Thursday, 22 May 2014

Oshawa 2nd Marsh
May 21st, 2014

"I don't like formal gardens. I like wild nature."
                                                 - Walt Disney

Spring is moving along but it almost seems like its pace has slowed. Or is it just back to normal? I expected to see more change at the marsh since my last visit. Maybe I'm rushing things.

There has been change for sure. More growth but only a few species of wildflowers in bloom. I thought I might see some Ladyslippers. Maybe I missed them.

Of the tens of thousands of Trout Lily leaves I saw a couple weeks ago, I only saw these two in bloom.


It does take a few years before they flower so maybe most of the others are younger. The others have lost the spots on their leaves. They'll all disappear soon until next spring.

Mayapples are one of my favourites. They grow in large patches and their umbrellas stand out in all stages of their growth. 

Many of them have their 'apples' now. They're not always obvious since they're under the large leaves. Here one is peeking out from below the overlapping, now open, umbrellas.

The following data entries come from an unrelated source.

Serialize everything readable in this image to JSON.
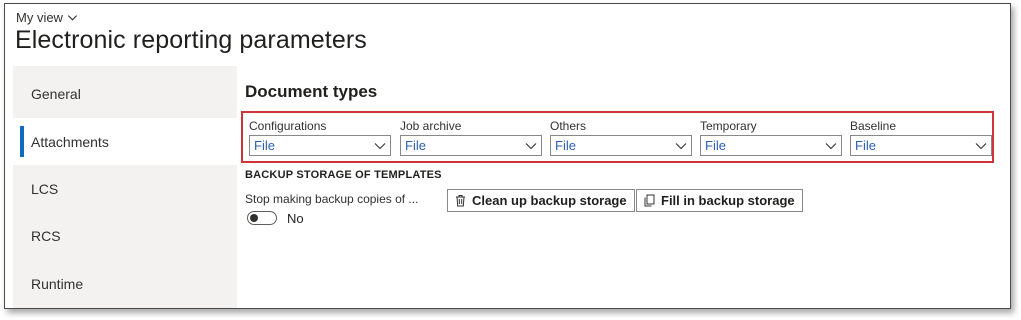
{
  "header": {
    "view_label": "My view",
    "page_title": "Electronic reporting parameters"
  },
  "sidebar": {
    "items": [
      {
        "label": "General"
      },
      {
        "label": "Attachments",
        "active": true
      },
      {
        "label": "LCS"
      },
      {
        "label": "RCS"
      },
      {
        "label": "Runtime"
      }
    ]
  },
  "main": {
    "section_title": "Document types",
    "document_types": [
      {
        "label": "Configurations",
        "value": "File"
      },
      {
        "label": "Job archive",
        "value": "File"
      },
      {
        "label": "Others",
        "value": "File"
      },
      {
        "label": "Temporary",
        "value": "File"
      },
      {
        "label": "Baseline",
        "value": "File"
      }
    ],
    "backup": {
      "heading": "BACKUP STORAGE OF TEMPLATES",
      "stop_label": "Stop making backup copies of ...",
      "toggle_value": "No",
      "clean_button": "Clean up backup storage",
      "fill_button": "Fill in backup storage"
    }
  },
  "colors": {
    "accent": "#0f6cbd",
    "highlight_border": "#d13438",
    "select_value": "#2b5fb8"
  },
  "icons": [
    "chevron-down-icon",
    "trash-icon",
    "copy-icon"
  ]
}
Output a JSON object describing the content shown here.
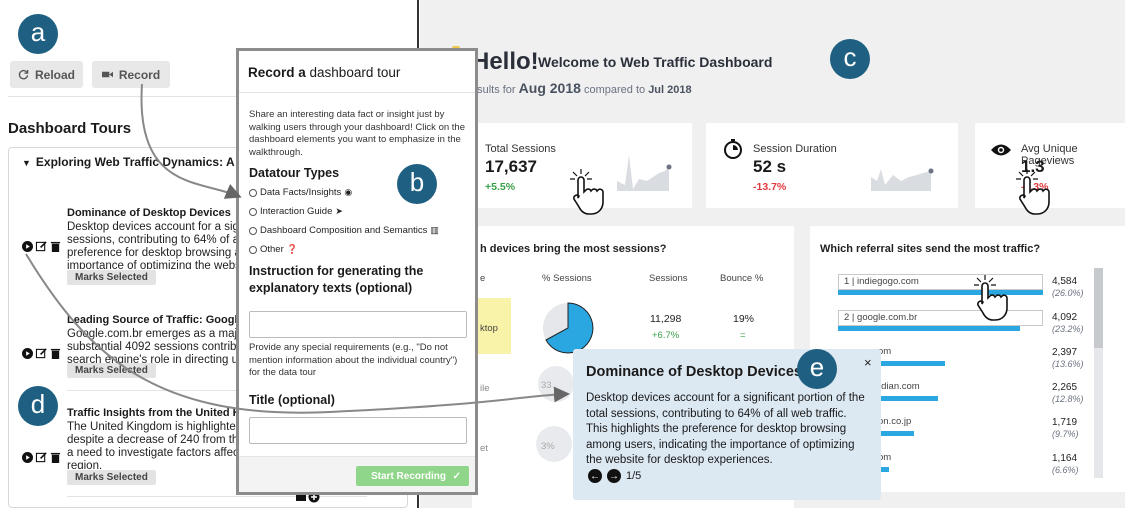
{
  "left_panel": {
    "reload_label": "Reload",
    "record_label": "Record",
    "heading": "Dashboard Tours",
    "tour_title": "Exploring Web Traffic Dynamics: A Deep",
    "entries": [
      {
        "title": "Dominance of Desktop Devices",
        "lines": [
          "Desktop devices account for a signi",
          "sessions, contributing to 64% of all",
          "preference for desktop browsing ar",
          "importance of optimizing the websi"
        ],
        "marks": "Marks Selected"
      },
      {
        "title": "Leading Source of Traffic: Google B",
        "lines": [
          "Google.com.br emerges as a major t",
          "substantial 4092 sessions contribut",
          "search engine's role in directing use"
        ],
        "marks": "Marks Selected"
      },
      {
        "title": "Traffic Insights from the United Kin",
        "lines": [
          "The United Kingdom is highlighted f",
          "despite a decrease of 240 from the",
          "a need to investigate factors affecti",
          "region."
        ],
        "marks": "Marks Selected"
      }
    ]
  },
  "modal": {
    "title_bold": "Record a",
    "title_rest": " dashboard tour",
    "description": "Share an interesting data fact or insight just by walking users through your dashboard! Click on the dashboard elements you want to emphasize in the walkthrough.",
    "types_heading": "Datatour Types",
    "types": [
      "Data Facts/Insights",
      "Interaction Guide",
      "Dashboard Composition and Semantics",
      "Other"
    ],
    "instruction_heading": "Instruction for generating the explanatory texts (optional)",
    "instruction_note": "Provide any special requirements (e.g., \"Do not mention information about the individual country\") for the data tour",
    "title_heading": "Title (optional)",
    "start_label": "Start Recording"
  },
  "dashboard": {
    "hello": "Hello!",
    "welcome": "Welcome to Web Traffic Dashboard",
    "sub_pre": "ng results for",
    "period": "Aug 2018",
    "sub_mid": "compared to",
    "compare_period": "Jul 2018",
    "kpis": [
      {
        "label": "Total Sessions",
        "value": "17,637",
        "delta": "+5.5%"
      },
      {
        "label": "Session Duration",
        "value": "52 s",
        "delta": "-13.7%"
      },
      {
        "label": "Avg Unique Pageviews",
        "value": "1.3",
        "delta": "-2.3%"
      }
    ],
    "devices_question": "h devices bring the most sessions?",
    "device_cols": [
      "e",
      "% Sessions",
      "Sessions",
      "Bounce %"
    ],
    "device_rows": [
      {
        "name": "ktop",
        "sessions": "11,298",
        "change": "+6.7%",
        "bounce": "19%",
        "bounce_change": "="
      },
      {
        "name": "ile",
        "pct": "33"
      },
      {
        "name": "et",
        "pct": "3%"
      }
    ],
    "referral_question": "Which referral sites send the most traffic?",
    "referrals": [
      {
        "rank": "1",
        "site": "indiegogo.com",
        "sessions": "4,584",
        "pct": "(26.0%)",
        "share": 1.0
      },
      {
        "rank": "2",
        "site": "google.com.br",
        "sessions": "4,092",
        "pct": "(23.2%)",
        "share": 0.89
      },
      {
        "rank": "",
        "site": "om",
        "sessions": "2,397",
        "pct": "(13.6%)",
        "share": 0.52
      },
      {
        "rank": "",
        "site": "rdian.com",
        "sessions": "2,265",
        "pct": "(12.8%)",
        "share": 0.49
      },
      {
        "rank": "",
        "site": "on.co.jp",
        "sessions": "1,719",
        "pct": "(9.7%)",
        "share": 0.37
      },
      {
        "rank": "",
        "site": "om",
        "sessions": "1,164",
        "pct": "(6.6%)",
        "share": 0.25
      }
    ]
  },
  "popup": {
    "title": "Dominance of Desktop Devices",
    "body": "Desktop devices account for a significant portion of the total sessions, contributing to 64% of all web traffic. This highlights the preference for desktop browsing among users, indicating the importance of optimizing the website for desktop experiences.",
    "close": "×",
    "page": "1/5"
  },
  "labels": {
    "a": "a",
    "b": "b",
    "c": "c",
    "d": "d",
    "e": "e"
  },
  "colors": {
    "accent_blue": "#2aa6e0",
    "label_bg": "#1e5f82",
    "positive": "#3aa14a",
    "negative": "#e0393e",
    "highlight_yellow": "#f8f3a8",
    "start_green": "#8fd68a"
  }
}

This one is in deep shadow but you can see how it grows from the y-shaped crotch of the stem.

The leaves are a rich, waxy green in the early stages.

Some vernal pools are still present. This one looks polluted with some kind of scum on its surface. I've seen it in other years as well. I'm wondering though if it might be some natural process. It's not oil. And it's only on one of the pools.

The cattails aren't large enough or showing enough growth to obscure your view of the channel yet. But I didn't spot any waterfowl today.
It was sunny so I expected to see several turtles sunbathing... but there were only two. One adult and this youngster. The adult dove quickly but junior was much braver and just watched me.

Nature's attack on the boardwalk is relentless. This is the section over the Beaver Pond as it was two weeks ago. No major problems really.

And this was today... wavy & wonky enough that I proceeded cautiously.

The supports are giving way, which makes for a much more difficult repair. Plus the fact that workers need to contend with the water here.

I'm so thankful to the volunteers who repair the boardwalk each year, and to the lumberyard that donates the lumber. I was told which lumber yard it is but I can't remember which one.

The boardwalk on the Farewell Creek bridge side of the marsh suffers even more due to spring flooding. Small sections have been completely washed away.

Most of the boardwalk is easily passable and in pretty good shape. I'm definitely not complaining. Quite the opposite. All of us who enjoy the marsh owe the volunteers and donors a great deal.

My real concerns are the expense to the lumberyard (if the amount of lumber required becomes too great) and whether or not the volunteers can continue to invest the required time & effort needed for repairs. As the boardwalk deteriorates, I'm afraid that access to the marsh may become restricted in the future.

Budgets are tight everywhere today it seems and it would be a very sad day if restricted access becomes a reality.

Even now access is denied from the Farewell Creek bridge due to fallen trees (mostly I think) and damaged boardwalk. Approaching from the east as I did, you only discover the restriction when you arrive here.

This is just east of the bridge. The trail is pretty much 'gone' in this stretch. Others before me have created alternate paths.

This was a sad sight to see... a dead beaver near the creek. I tried to choose a less gruesome shot of it. I try to record what happens in the marsh, which is why I included the shot. I hope it was a natural death. The carcass seemed to be undisturbed. Maybe it was very recent.

Ostrich Fern always looks like it 'belongs' on a forest floor. It adds to the feeling of a forest for me.

Wood Violets are plentiful this year at the marsh, on my walking path, and everywhere else it seems.

The 'bottle-brush' stage of Horsetail.

A snail going about his business... at a snail's pace. I know, I know. :-)

Pretty, but I need help on the ID. It's Toothwort. Thanks guys.

Spring is the time for this ... Pheasant's Back fungus. More commonly called Dryad's Saddle, though the former name is more descriptive.

I love its colors.

It can be a foot or more across. This one is about 10 inches. They're tasty when young... so some people say.

Golden hues always catch my eye. This decaying tree is near the collapsing point.

Nature tries to ensure that the next generation thrives. The ground under this spruce was literally covered in cones. I've never seen so many under a tree... a few thousand at least.